In its letter dated April 13 to the U.S. Securities and Exchange Commission (SEC), which was made public on Thursday, Citi said the third quarter of 2009 had the largest amount of repurchase agreements accounted for as sales.

Repurchase agreements or repos are a form of financing that allows a borrower to opt for cash loans upon submitting the requisite financial securities as a collateral to the lender. The borrower would then buy back the collateral from the lender at a later date to close out the loan.

Classifying repo transactions as a sale instead of showing it as borrowings would mask the true leverage position of a company as the assets would be removed from the balance sheet.

The repo controversy was brought into focus when a U.S. court appointed examiner charged bankrupt investment bank Lehman Brothers Holdings Inc for classifying certain repo transactions as sales.
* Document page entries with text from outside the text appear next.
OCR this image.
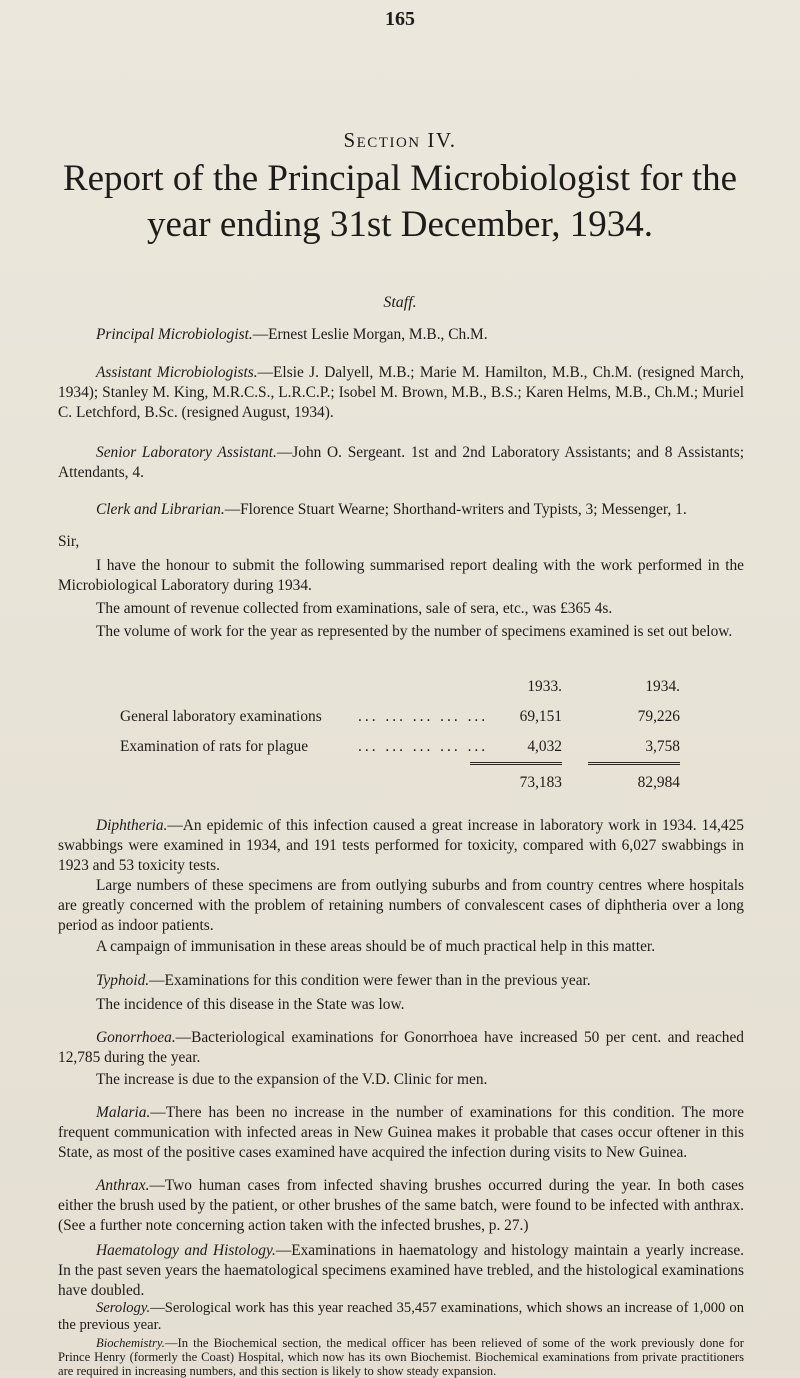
165
Section IV.
Report of the Principal Microbiologist for the year ending 31st December, 1934.
Staff.
Principal Microbiologist.—Ernest Leslie Morgan, M.B., Ch.M.
Assistant Microbiologists.—Elsie J. Dalyell, M.B.; Marie M. Hamilton, M.B., Ch.M. (resigned March, 1934); Stanley M. King, M.R.C.S., L.R.C.P.; Isobel M. Brown, M.B., B.S.; Karen Helms, M.B., Ch.M.; Muriel C. Letchford, B.Sc. (resigned August, 1934).
Senior Laboratory Assistant.—John O. Sergeant. 1st and 2nd Laboratory Assistants; and 8 Assistants; Attendants, 4.
Clerk and Librarian.—Florence Stuart Wearne; Shorthand-writers and Typists, 3; Messenger, 1.
Sir,
I have the honour to submit the following summarised report dealing with the work performed in the Microbiological Laboratory during 1934.
The amount of revenue collected from examinations, sale of sera, etc., was £365 4s.
The volume of work for the year as represented by the number of specimens examined is set out below.
1933.	1934.
General laboratory examinations ... ... ... ... ...	69,151	79,226
Examination of rats for plague	... ... ... ... ...	4,032	3,758
73,183	82,984
Diphtheria.—An epidemic of this infection caused a great increase in laboratory work in 1934. 14,425 swabbings were examined in 1934, and 191 tests performed for toxicity, compared with 6,027 swabbings in 1923 and 53 toxicity tests.
Large numbers of these specimens are from outlying suburbs and from country centres where hospitals are greatly concerned with the problem of retaining numbers of convalescent cases of diphtheria over a long period as indoor patients.
A campaign of immunisation in these areas should be of much practical help in this matter.
Typhoid.—Examinations for this condition were fewer than in the previous year.
The incidence of this disease in the State was low.
Gonorrhoea.—Bacteriological examinations for Gonorrhoea have increased 50 per cent. and reached 12,785 during the year.
The increase is due to the expansion of the V.D. Clinic for men.
Malaria.—There has been no increase in the number of examinations for this condition. The more frequent communication with infected areas in New Guinea makes it probable that cases occur oftener in this State, as most of the positive cases examined have acquired the infection during visits to New Guinea.
Anthrax.—Two human cases from infected shaving brushes occurred during the year. In both cases either the brush used by the patient, or other brushes of the same batch, were found to be infected with anthrax. (See a further note concerning action taken with the infected brushes, p. 27.)
Haematology and Histology.—Examinations in haematology and histology maintain a yearly increase. In the past seven years the haematological specimens examined have trebled, and the histological examinations have doubled.
Serology.—Serological work has this year reached 35,457 examinations, which shows an increase of 1,000 on the previous year.
Biochemistry.—In the Biochemical section, the medical officer has been relieved of some of the work previously done for Prince Henry (formerly the Coast) Hospital, which now has its own Biochemist. Biochemical examinations from private practitioners are required in increasing numbers, and this section is likely to show steady expansion.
This move by Lehman removed some $50 billion in assets from its balance sheet in 2008 presenting a stronger financial picture than existed, according to the examiner’s report.
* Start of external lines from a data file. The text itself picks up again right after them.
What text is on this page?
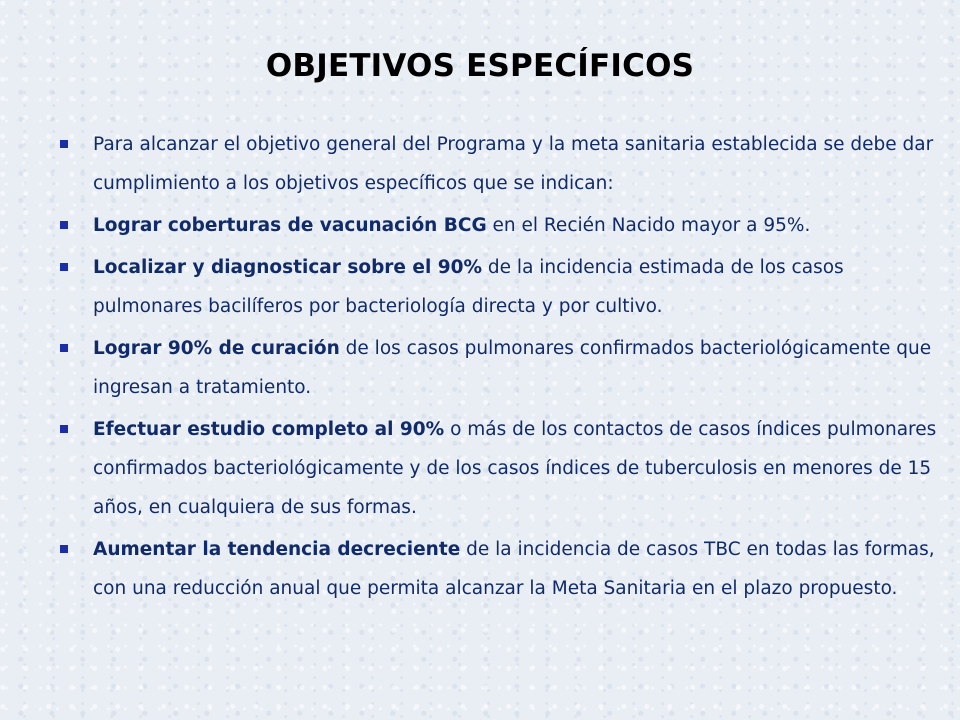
OBJETIVOS ESPECÍFICOS
Para alcanzar el objetivo general del Programa y la meta sanitaria establecida se debe dar cumplimiento a los objetivos específicos que se indican:
Lograr coberturas de vacunación BCG en el Recién Nacido mayor a 95%.
Localizar y diagnosticar sobre el 90% de la incidencia estimada de los casos pulmonares bacilíferos por bacteriología directa y por cultivo.
Lograr 90% de curación de los casos pulmonares confirmados bacteriológicamente que ingresan a tratamiento.
Efectuar estudio completo al 90% o más de los contactos de casos índices pulmonares confirmados bacteriológicamente y de los casos índices de tuberculosis en menores de 15 años, en cualquiera de sus formas.
Aumentar la tendencia decreciente de la incidencia de casos TBC en todas las formas, con una reducción anual que permita alcanzar la Meta Sanitaria en el plazo propuesto.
The SEC said in March it had made inquiries of about two dozen financial firms to determine whether their repo activities over the past few years had been similar to those of Lehman.

Citigroup said the repo agreements qualifying for sales accounting were primarily done its Japanese and U.K. broker-dealers unit. Citibank in North America accounted for fewer transactions.

“The amount of repurchase agreements accounted for as sales by the U.K. broker-dealers during 2007 to 2009 did not exceed $9.2 billion at any quarter-end date,” Citi said.

The amount accounted for less than half a percent of Citigroup’s total assets, according to the bank.

“We believe a process defect may have arisen during the automation of internal Citi margining systems and the restructuring of our operations department resulting in Citi’s unintentionally collecting variation margin on certain of these transactions,” it said.

Citi said the repurchase agreements and securities lending transactions accounted for as sales were not material to its financial condition.

Also, the practice did not alter its results of operations, revenue or liquidity, the bank said in its letter.